The same Holy Spirit who filled the souls of the martyrs with
divine peace and joy, while their bodies were suffering the most
frightful torments, will in the same way preserve the peace of
your soul in spite of all the agitation of your mind and senses.
But you must, faithfully, co-operate with His action by giving
no voluntary consent to the anxieties which assail you. To
regain recollection when you think you have, to some extent,
lost it, make no violent efforts. Resign yourself with a good
grace to being deprived of sensible and active recollection, and
be content with passive recollection which subsists at the bottom
of your heart, even when the mind seems all astray, for this is
the inalienable right of souls that are free from all inordinate
love for the things of this world. It is true that in this state
God is not always the distinct object of our thoughts, but He is
the principle of our life, and the rule of our actions. There is
a kind of abstraction during which it seems to us that we do not
think of anything, because, on the one hand visible objects do
2nd. The occasional outbursts to which you give vent, sometimes lasting for a lengthy period are trials that should prove equally fruitful. While causing you interior suffering they bring you infinite riches, purifying, humiliating and diminishing you so much in your own eyes that you will gradually become like those little children whom Jesus Christ desires us to resemble if we wish to enter into His kingdom. You are quite right in saying that we have a great need of patience and gentleness in bearing with ourselves; perhaps more than in putting up with others, following out the thought of St. Francis of Sales.

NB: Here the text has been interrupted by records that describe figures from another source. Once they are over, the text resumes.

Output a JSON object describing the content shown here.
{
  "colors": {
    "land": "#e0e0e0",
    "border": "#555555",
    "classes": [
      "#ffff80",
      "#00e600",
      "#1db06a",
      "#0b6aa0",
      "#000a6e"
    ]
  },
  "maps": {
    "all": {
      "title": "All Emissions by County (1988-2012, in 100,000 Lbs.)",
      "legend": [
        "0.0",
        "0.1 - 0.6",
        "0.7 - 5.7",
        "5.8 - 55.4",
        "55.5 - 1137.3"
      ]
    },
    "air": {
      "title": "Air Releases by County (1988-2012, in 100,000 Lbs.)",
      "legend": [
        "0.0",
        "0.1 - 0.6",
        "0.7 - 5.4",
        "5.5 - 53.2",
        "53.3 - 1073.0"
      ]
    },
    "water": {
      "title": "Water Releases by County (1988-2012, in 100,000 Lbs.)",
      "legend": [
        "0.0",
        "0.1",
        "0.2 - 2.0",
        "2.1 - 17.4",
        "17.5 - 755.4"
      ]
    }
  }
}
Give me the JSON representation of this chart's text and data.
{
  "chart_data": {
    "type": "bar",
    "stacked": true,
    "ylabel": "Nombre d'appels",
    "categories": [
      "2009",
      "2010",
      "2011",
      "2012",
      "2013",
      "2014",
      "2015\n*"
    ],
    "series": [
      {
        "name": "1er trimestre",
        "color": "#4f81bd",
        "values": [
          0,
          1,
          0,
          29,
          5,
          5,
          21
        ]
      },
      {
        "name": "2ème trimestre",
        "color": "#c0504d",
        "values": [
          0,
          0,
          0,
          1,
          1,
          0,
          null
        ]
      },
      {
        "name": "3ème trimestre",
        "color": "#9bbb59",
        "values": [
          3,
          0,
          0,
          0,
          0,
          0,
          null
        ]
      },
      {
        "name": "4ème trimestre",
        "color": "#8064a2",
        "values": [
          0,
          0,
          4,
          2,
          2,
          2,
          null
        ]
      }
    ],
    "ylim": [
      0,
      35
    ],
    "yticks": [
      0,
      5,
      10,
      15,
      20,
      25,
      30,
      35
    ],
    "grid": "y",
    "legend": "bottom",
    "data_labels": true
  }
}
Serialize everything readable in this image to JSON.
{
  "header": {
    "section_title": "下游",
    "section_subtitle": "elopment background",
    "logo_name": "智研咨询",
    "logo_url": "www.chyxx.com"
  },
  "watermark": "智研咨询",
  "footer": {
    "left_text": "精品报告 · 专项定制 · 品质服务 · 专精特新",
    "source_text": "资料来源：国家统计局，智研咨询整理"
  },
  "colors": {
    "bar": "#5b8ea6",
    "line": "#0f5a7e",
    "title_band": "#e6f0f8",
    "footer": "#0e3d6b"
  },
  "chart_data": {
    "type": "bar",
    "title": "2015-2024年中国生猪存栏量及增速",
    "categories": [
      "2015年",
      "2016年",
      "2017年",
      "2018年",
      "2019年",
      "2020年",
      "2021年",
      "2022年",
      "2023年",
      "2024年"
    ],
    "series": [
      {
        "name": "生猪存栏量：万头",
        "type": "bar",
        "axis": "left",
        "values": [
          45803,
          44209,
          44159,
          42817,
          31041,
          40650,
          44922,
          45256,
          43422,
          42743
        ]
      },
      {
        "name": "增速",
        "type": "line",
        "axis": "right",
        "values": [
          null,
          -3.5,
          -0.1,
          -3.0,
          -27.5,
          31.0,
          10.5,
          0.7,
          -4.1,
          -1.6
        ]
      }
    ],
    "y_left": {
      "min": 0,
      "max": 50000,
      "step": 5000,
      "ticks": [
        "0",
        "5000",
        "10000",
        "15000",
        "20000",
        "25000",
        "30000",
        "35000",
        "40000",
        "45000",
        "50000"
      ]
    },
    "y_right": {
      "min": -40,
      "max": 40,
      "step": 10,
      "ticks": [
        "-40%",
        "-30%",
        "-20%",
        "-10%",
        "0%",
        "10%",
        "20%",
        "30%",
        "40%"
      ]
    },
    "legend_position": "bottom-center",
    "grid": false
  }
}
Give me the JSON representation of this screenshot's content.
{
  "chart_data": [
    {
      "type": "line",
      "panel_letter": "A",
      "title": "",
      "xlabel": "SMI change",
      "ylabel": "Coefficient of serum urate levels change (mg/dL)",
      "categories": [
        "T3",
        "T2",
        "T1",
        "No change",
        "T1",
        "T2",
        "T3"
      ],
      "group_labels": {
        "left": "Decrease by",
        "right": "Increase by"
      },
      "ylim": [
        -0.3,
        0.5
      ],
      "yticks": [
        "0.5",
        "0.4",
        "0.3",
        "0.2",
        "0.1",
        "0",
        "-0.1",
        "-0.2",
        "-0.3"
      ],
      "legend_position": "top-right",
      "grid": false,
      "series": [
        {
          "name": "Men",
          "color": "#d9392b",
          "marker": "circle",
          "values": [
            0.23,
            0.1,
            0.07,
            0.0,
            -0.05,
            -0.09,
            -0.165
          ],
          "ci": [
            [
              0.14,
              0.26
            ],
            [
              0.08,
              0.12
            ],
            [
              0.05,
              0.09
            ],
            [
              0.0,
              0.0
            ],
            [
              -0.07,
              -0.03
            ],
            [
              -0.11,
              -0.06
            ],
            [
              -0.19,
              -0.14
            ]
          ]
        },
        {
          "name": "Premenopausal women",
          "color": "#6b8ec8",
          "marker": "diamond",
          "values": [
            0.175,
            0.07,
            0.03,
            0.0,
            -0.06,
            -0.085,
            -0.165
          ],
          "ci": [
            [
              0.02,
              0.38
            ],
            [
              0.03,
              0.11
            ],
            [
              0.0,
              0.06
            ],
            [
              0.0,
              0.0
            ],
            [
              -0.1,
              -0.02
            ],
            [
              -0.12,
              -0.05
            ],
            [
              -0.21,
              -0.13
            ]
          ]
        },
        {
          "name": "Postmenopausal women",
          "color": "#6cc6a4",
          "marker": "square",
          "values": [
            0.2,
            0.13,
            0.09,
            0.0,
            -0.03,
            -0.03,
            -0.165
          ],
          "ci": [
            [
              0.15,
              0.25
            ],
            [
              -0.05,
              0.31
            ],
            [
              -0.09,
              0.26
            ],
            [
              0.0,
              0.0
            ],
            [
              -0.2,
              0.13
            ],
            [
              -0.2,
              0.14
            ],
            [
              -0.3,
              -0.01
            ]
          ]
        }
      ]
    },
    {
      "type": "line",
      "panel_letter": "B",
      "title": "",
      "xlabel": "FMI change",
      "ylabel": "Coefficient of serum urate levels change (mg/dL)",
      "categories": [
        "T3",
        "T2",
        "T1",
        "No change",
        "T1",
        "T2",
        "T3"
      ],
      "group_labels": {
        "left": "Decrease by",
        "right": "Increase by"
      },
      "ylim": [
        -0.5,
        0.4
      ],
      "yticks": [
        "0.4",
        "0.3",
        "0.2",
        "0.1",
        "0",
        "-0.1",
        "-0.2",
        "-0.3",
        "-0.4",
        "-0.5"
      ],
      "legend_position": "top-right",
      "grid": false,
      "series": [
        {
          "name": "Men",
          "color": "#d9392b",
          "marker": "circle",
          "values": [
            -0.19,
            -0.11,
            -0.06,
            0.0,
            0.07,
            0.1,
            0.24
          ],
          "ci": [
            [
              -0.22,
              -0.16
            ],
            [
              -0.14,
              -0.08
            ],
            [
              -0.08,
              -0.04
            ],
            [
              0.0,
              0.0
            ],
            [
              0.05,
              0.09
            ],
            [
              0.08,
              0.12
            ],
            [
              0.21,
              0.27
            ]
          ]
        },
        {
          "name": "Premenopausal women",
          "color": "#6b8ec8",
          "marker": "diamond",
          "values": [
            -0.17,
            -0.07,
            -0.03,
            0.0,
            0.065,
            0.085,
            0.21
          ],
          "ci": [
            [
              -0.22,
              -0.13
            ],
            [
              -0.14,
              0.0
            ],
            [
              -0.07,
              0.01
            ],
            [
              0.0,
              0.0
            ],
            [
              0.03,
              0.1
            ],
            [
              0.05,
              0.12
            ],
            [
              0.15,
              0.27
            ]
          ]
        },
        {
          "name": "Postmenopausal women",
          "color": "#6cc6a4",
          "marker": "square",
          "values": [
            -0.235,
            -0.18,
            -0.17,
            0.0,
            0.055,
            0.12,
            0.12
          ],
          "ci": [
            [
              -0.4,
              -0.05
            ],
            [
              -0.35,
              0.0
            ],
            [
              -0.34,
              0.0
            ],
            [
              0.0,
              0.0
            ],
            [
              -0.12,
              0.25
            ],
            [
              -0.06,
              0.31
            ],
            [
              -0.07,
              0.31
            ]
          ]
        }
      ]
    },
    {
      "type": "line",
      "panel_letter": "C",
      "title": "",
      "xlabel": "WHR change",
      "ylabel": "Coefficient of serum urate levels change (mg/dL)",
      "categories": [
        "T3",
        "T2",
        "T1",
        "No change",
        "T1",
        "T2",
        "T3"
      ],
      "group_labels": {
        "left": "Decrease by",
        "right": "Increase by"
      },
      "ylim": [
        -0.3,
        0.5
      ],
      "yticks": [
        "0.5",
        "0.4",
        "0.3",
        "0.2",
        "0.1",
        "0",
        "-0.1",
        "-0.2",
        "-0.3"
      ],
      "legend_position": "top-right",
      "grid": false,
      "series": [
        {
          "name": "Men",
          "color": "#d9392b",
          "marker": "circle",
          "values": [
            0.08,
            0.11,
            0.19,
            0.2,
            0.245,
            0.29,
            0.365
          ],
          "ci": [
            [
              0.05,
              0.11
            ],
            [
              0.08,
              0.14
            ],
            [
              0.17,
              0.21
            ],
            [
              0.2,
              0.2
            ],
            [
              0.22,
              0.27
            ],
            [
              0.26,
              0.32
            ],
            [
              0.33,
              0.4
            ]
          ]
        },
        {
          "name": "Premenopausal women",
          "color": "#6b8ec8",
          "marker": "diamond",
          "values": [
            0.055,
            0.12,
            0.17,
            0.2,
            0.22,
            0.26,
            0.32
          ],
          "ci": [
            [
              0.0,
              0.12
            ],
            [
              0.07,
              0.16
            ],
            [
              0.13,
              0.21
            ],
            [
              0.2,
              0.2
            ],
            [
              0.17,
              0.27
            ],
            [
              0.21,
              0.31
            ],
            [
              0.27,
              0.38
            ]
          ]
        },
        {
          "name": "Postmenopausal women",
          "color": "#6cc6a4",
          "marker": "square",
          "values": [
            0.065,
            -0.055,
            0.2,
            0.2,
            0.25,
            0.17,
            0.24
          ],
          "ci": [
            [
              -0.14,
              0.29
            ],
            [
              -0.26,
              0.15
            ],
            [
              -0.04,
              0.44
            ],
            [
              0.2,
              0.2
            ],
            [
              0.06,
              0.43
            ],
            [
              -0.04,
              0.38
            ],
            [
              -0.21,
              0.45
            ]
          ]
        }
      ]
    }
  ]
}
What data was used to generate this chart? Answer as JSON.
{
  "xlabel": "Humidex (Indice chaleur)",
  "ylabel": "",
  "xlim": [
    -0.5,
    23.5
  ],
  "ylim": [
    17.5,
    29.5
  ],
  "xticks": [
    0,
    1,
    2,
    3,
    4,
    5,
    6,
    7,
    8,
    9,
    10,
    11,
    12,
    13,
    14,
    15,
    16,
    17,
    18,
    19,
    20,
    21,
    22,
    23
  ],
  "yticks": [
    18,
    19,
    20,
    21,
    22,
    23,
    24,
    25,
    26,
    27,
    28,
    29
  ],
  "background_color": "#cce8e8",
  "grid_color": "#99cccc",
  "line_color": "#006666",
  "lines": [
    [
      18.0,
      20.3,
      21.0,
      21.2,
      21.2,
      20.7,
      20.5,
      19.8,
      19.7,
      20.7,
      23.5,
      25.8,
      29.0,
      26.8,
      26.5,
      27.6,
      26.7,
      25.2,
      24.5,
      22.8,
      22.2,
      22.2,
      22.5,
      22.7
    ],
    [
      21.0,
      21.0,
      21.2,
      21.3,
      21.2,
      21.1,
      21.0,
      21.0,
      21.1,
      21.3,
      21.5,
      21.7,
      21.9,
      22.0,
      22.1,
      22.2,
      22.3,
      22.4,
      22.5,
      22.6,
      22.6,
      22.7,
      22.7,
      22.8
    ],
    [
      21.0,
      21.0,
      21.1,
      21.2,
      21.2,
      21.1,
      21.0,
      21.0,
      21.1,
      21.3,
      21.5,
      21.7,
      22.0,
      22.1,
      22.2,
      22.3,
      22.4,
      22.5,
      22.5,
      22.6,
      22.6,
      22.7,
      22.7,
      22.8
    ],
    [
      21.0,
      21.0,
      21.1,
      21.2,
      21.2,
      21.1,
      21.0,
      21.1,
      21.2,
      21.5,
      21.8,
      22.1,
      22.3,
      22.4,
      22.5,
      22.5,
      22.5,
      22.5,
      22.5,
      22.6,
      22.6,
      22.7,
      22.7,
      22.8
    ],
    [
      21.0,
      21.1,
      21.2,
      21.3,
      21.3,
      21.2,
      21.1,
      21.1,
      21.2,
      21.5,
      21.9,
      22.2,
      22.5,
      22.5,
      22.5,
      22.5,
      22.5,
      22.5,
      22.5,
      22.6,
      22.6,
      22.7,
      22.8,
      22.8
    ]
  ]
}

3rd. The continual vicissitudes that take place in the soul are a good sign. By them the Holy Spirit renders us pliant to all His movements; for, by dint of these constant changes nothing of self remains, and we are prepared to take any shape that is pleasing to this divine Spirit who breathes where He will and as He pleases. It is, as Fénélon says, like a continual melting and recasting of the soul, which, in this process, becomes liquid like water having neither form nor shape but taking any form or shape according to that of the vessel into which it is poured.
4th. It will be quite easy for you to guide yourself in these different situations. You have but one thing to do, and that is quite simple, it is to notice in what direction the deepest bias of your heart inclines you, without consulting the mental attitude which would spoil all. Always act with the same simplicity, in good faith and uprightness of heart, without looking back or about you, but straight in front at the present time and moment, and I will answer for everything. Do you not see that such a way of acting is to die to self perpetually by the most complete abnegation, and a true sacrifice of abandonment to God in the darkness of faith.
5th. You say that you do not experience any interior reproach, nor any feeling either for good or evil, and that this silence seems to you terrible. It is part of your state. All feeling ought to be taken from you: it is so in the state of pure faith. Again, fear nothing, go on in peace, in simplicity, in total abandonment, without self-examination or particular reflexions: when any should be made God will give them to you, or supply the want of them by an interior feeling or a hidden attraction which will guide you in everything more surely than your own miserable reflexions. Are these, then, so precious that you need regret their loss and the deprivation of them? Blessed are the poor in spirit for theirs is the kingdom of Heaven. Love this spiritual poverty which strips us interiorly of self, as exterior poverty strips us of goods. It is thus that the kingdom of God is formed within us.